Aferrarse despiadadamente a vivir el camino del desarrollo, será una buena opción para apropiarte de ti. Tu guía debería ser lo que tienes que hacer, no lo que has venido haciendo. Es como preguntarte de manera sana y posible: ¿Qué comportamientos me acerca al resultado? Recuerda que la distancia entre lo que hoy tienes y lo que quieres, es la ejecución de comportamientos distintos.


El desarrollo en el mundo ejecutivo, sigue siendo un espacio poco explotado, que amerita decisiones personales que sólo tú puedes tomar. Cuando te experimentas como una fuente de posibilidades, el mundo se abre, te resulta más real y más divertido. Si bien es cierto que no podrás, en algunos aspectos, generar un cambio de 180 grados, el solo hecho de considerarlo, ya es ganancia!


Aquí vale la pena jugar con tu cerebro y con tu historia. No negándolos, sino, mas bien, retándolos. ¡Qué pasa si…! ¡Si imagino…! Si pienso esto, en vez de esto, en este contexto, ¿qué podría suceder?

También puedes mirarlo de manera más estructurada, y establecer algún programa de acompañamiento desde esquema diseñado desde la empresa, con apoyo del departamento que gestiona el talento o de manera independiente.

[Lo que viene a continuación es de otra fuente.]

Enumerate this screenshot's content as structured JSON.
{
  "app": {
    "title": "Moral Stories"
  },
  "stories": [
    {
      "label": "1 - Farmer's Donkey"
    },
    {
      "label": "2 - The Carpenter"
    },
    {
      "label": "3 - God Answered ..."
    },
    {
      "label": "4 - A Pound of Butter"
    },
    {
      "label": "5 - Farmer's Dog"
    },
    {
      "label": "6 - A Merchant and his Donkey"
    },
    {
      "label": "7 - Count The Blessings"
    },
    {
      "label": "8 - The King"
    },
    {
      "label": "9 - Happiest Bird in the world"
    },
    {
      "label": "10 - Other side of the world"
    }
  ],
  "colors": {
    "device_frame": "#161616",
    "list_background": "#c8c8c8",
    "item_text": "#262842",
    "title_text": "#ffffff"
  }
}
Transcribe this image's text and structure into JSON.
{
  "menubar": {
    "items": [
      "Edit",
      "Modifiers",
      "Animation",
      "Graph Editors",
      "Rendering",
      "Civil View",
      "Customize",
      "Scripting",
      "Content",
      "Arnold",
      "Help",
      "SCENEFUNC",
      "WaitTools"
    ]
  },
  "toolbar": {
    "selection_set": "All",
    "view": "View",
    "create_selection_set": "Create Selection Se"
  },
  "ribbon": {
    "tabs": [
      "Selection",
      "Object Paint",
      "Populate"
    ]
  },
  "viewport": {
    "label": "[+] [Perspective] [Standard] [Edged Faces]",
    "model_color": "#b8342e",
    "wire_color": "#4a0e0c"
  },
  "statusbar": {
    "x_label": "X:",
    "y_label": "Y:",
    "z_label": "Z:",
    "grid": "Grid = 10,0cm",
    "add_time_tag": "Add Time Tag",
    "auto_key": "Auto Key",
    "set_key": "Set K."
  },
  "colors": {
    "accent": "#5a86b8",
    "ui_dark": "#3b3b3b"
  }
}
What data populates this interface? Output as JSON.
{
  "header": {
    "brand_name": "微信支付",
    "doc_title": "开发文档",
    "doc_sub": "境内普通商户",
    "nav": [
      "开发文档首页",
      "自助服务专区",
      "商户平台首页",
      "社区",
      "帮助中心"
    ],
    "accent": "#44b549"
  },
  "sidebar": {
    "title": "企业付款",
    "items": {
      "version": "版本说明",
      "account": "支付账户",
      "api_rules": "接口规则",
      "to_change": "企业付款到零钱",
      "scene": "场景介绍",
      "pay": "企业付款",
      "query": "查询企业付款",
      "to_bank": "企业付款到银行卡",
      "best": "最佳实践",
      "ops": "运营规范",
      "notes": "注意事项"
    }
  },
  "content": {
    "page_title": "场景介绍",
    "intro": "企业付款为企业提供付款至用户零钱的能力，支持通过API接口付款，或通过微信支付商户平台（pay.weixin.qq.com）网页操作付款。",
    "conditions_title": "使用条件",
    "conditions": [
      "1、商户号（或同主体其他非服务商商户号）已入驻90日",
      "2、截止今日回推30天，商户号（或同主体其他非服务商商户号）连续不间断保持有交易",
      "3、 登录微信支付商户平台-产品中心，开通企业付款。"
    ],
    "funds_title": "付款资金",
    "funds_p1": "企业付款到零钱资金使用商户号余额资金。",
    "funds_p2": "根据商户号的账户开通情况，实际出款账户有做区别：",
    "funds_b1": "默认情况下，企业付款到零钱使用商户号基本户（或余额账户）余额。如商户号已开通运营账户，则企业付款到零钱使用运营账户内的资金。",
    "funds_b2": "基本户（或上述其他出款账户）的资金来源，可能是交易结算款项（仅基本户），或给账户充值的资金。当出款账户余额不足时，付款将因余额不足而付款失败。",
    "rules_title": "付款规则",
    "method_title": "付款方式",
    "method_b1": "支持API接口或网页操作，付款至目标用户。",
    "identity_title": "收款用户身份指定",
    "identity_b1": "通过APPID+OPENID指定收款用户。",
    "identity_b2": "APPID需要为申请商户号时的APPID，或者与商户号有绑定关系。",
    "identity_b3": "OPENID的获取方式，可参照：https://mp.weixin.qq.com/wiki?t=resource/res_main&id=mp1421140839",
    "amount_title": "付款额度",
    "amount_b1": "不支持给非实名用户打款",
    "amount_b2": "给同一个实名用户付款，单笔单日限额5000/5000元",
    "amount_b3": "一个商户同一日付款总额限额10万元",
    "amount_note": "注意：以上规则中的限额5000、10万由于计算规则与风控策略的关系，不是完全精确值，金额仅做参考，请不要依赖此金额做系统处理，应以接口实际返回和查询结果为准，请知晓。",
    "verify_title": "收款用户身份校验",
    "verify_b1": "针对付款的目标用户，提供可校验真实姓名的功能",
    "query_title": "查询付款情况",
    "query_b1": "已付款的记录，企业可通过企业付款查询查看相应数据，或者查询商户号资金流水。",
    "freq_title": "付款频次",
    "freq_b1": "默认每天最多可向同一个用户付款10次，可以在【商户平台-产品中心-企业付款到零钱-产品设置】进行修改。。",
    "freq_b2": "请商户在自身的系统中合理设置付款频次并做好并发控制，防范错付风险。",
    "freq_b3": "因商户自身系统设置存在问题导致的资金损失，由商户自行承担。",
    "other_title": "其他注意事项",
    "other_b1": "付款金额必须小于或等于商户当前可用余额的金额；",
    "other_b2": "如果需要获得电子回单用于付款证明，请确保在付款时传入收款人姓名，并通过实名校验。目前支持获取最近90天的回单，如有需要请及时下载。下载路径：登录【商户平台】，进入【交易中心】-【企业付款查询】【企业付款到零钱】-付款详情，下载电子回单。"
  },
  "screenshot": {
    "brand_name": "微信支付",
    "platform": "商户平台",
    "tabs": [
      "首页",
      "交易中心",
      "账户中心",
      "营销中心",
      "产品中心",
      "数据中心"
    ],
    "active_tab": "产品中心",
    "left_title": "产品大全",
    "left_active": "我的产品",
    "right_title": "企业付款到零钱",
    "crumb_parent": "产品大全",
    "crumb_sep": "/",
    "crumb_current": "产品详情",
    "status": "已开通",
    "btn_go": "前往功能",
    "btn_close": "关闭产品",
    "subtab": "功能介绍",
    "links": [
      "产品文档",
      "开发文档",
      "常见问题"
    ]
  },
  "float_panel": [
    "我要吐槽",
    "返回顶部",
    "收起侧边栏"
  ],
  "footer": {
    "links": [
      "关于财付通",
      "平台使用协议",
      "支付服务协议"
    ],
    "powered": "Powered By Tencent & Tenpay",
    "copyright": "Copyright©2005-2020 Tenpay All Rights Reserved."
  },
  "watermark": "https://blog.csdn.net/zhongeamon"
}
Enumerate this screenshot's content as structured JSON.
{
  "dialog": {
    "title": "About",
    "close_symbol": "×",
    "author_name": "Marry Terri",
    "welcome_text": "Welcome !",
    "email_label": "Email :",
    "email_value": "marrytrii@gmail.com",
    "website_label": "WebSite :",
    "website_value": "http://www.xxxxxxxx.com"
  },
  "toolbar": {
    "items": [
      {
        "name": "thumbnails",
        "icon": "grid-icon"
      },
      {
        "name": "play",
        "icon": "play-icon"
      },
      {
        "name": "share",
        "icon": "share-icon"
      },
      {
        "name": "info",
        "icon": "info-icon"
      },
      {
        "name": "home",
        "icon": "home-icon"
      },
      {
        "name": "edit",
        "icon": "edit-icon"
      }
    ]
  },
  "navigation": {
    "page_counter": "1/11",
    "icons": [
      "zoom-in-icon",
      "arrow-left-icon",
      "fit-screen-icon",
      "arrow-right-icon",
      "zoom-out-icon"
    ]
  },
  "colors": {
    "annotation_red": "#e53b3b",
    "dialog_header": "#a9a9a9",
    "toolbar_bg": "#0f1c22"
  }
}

Algo de Feedback, no cae mal.

El feedback en sí mismo es desarrollo. O sea que empiezas ganando desde que te abres de manera genuina a recibirlo. Este proceso, bien manejado, sabiendo que el valor del mismo tiene más que ver con quien lo recibe, es decir tú, te encaminará a reflexionar con otros te está entendiendo y que esperan ellos de ti.

Algo importante a recordar: cada quién es responsable de hacerlo útil y funcional el feedback. En otras palabras, el mensaje no tiene que ver con quién lo da, sino con quien lo recibe.